On sab, apr 30, 2011 at 10:42:26 +0200, Andrew Lunn wrote:
Hi Antonia
Hi Andrew, hi all
(don't worry for the typo ;) )
For details, please visit: http://www.open-mesh.org/wiki/batman-adv/Hna-improvements
This is a nice summary of the idea. The LaTeX document is also good. Great to see documentation...
A research project has been made upon this topic, indeed that document is an old draft of part of the project report. (The whole report will be published as soon as it is ready)
/* is there another aggregated packet here? */ -static inline int aggregated_packet(int buff_pos, int packet_len, int num_tt) +static inline int aggregated_packet(int buff_pos, int packet_len,
int tt_num_changes)
{
- int next_buff_pos = buff_pos + BAT_PACKET_LEN + (num_tt * ETH_ALEN);
- int next_buff_pos = buff_pos + BAT_PACKET_LEN + (tt_num_changes *
sizeof(struct tt_change));
You indentation/wrapping is a bit strange. In the function declaration, i would of put the int tt_num_changes directly under int buff_pos.

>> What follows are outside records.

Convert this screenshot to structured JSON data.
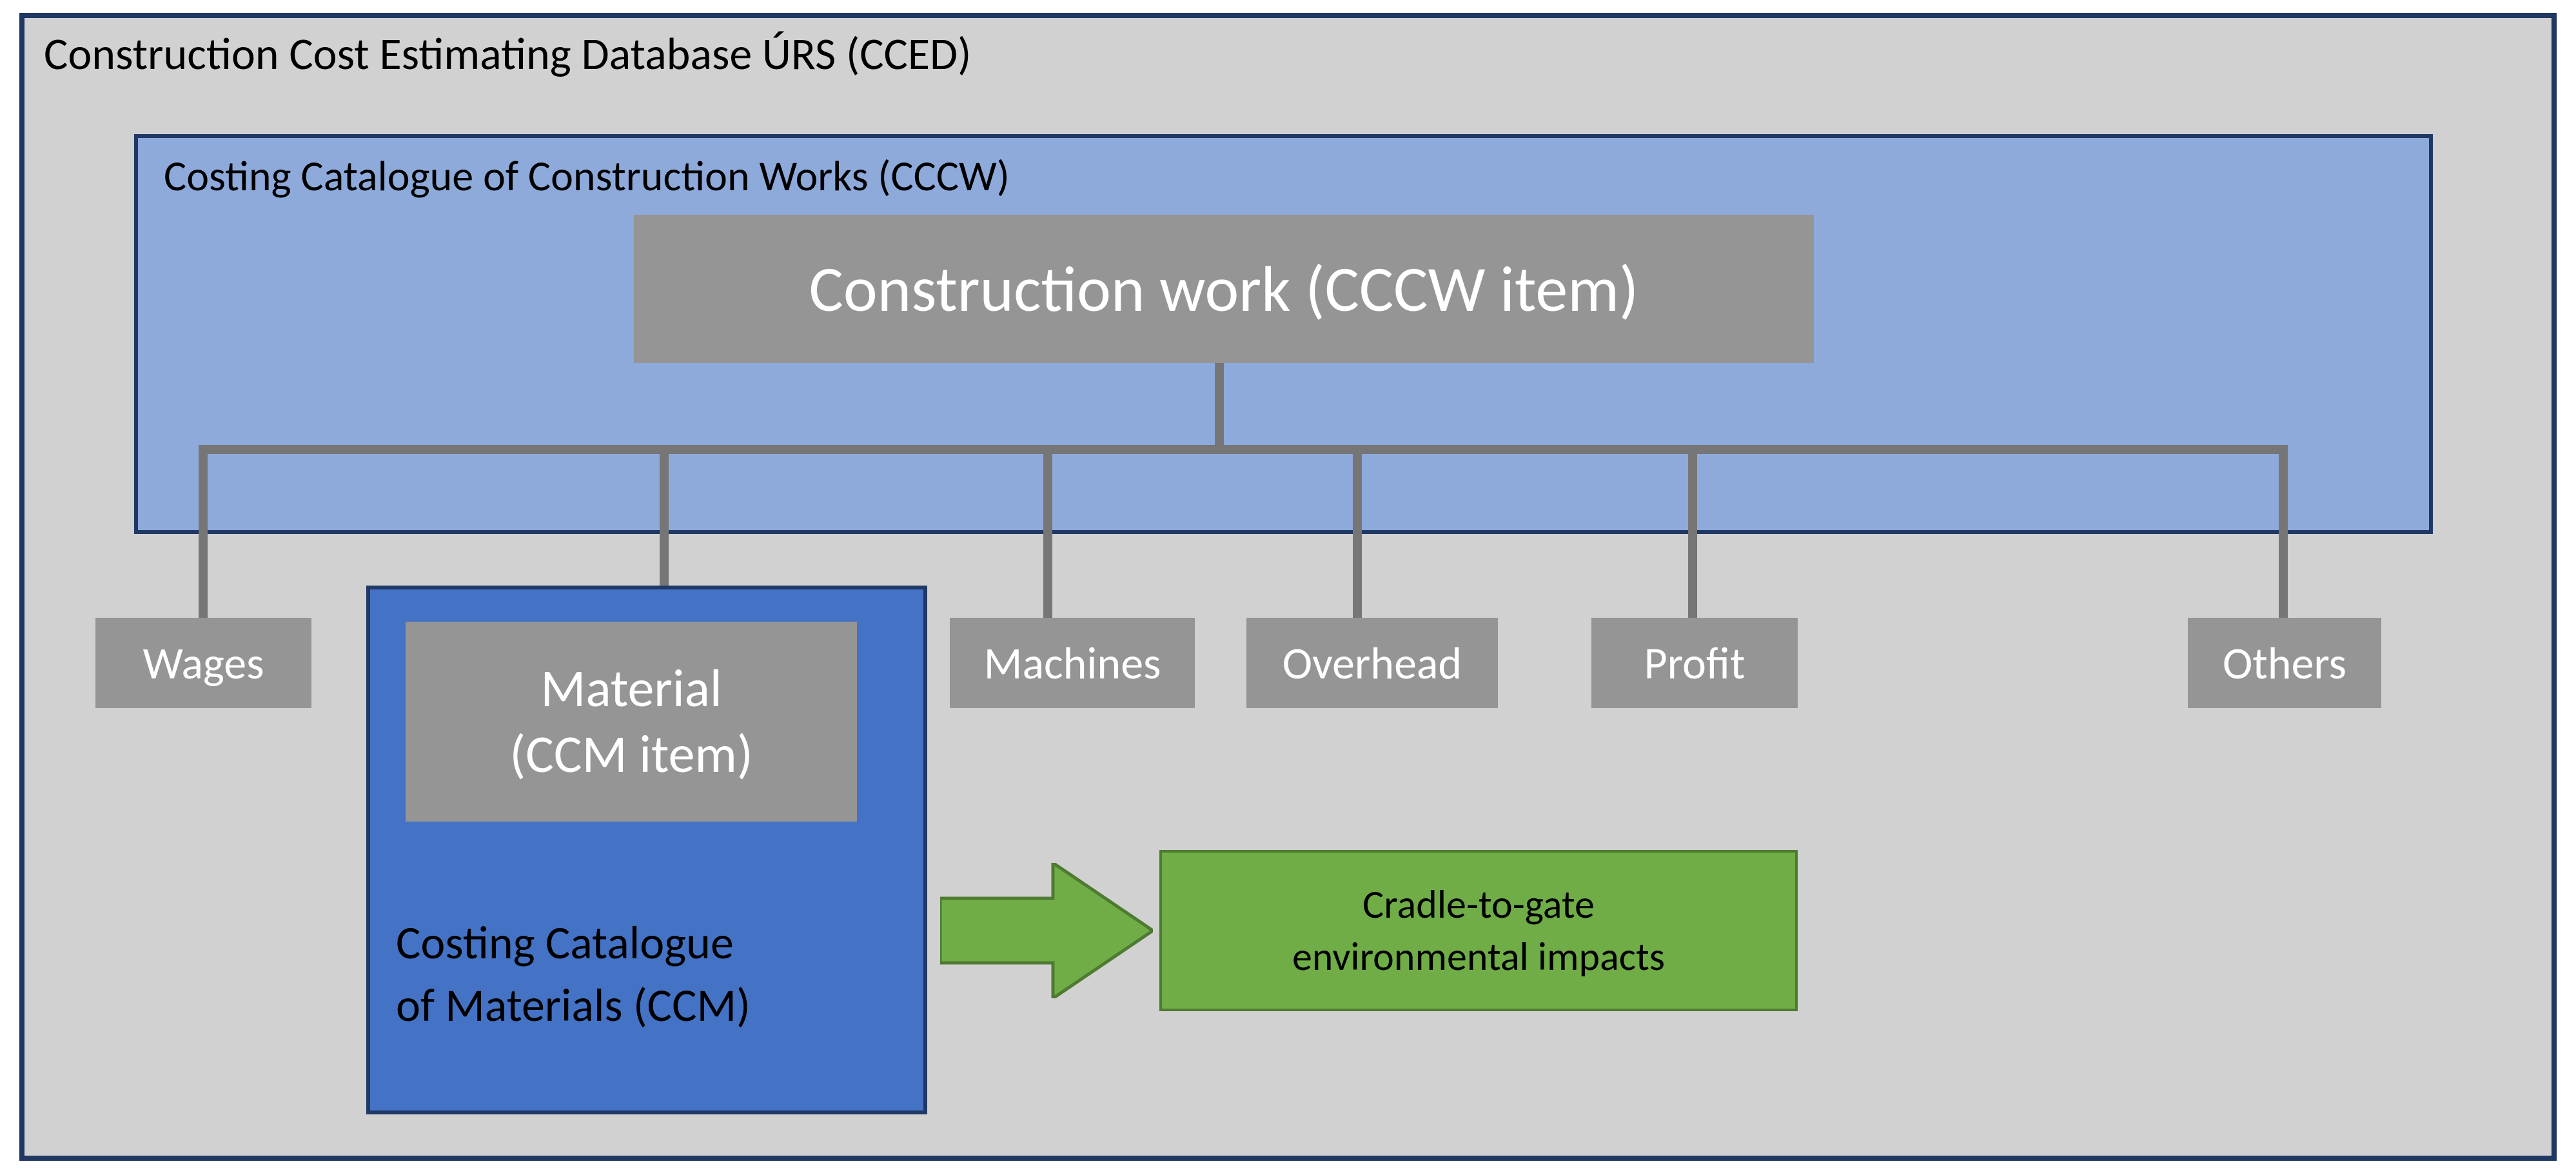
{
  "cced": {
    "title": "Construction Cost Estimating Database ÚRS (CCED)"
  },
  "cccw": {
    "title": "Costing Catalogue of Construction Works (CCCW)",
    "item_label": "Construction work (CCCW item)"
  },
  "branches": {
    "wages": "Wages",
    "machines": "Machines",
    "overhead": "Overhead",
    "profit": "Profit",
    "others": "Others"
  },
  "ccm": {
    "material_line1": "Material",
    "material_line2": "(CCM item)",
    "caption_line1": "Costing Catalogue",
    "caption_line2": "of Materials (CCM)"
  },
  "impacts": {
    "line1": "Cradle-to-gate",
    "line2": "environmental impacts"
  },
  "colors": {
    "outer_bg": "#d1d1d1",
    "outer_border": "#203864",
    "cccw_bg": "#8eaadb",
    "node_bg": "#959595",
    "ccm_bg": "#4472c4",
    "impacts_bg": "#70ad47",
    "arrow_fill": "#70ad47",
    "connector": "#767676"
  }
}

This is what I've done, but it seems that your mail client is messing up with the tabs (I think).
For next_buff_pos i would of put the whole ( ) subexpression on the next line, not split it in half. This happens throughout the patch.
+#define TT_OGM_APPEND_MAX 3 /* number of OGMs sent with the last tt diff */
+/* Transtable operations */ +#define TT_ADD 0 +#define TT_DEL 1
+++ b/packet.h @@ -30,9 +30,10 @@ #define BAT_BCAST 0x04 #define BAT_VIS 0x05 #define BAT_UNICAST_FRAG 0x06 +#define BAT_TT_QUERY 0x07
Indentation?
As above, but in this case I think I'll substitute the tab with spaces so that all the BAT_* definitions can be homogeneous
/* this file is included by batctl which needs these defines */ -#define COMPAT_VERSION 12 +#define COMPAT_VERSION 14
What happened to version 13? It suggests this diff is against an older version of batman. Is there going to be merging problems?
There was a problem with the COMPAT_VERSION so I had to jump to 14 (I can't really remember the details, Marek should know something more :))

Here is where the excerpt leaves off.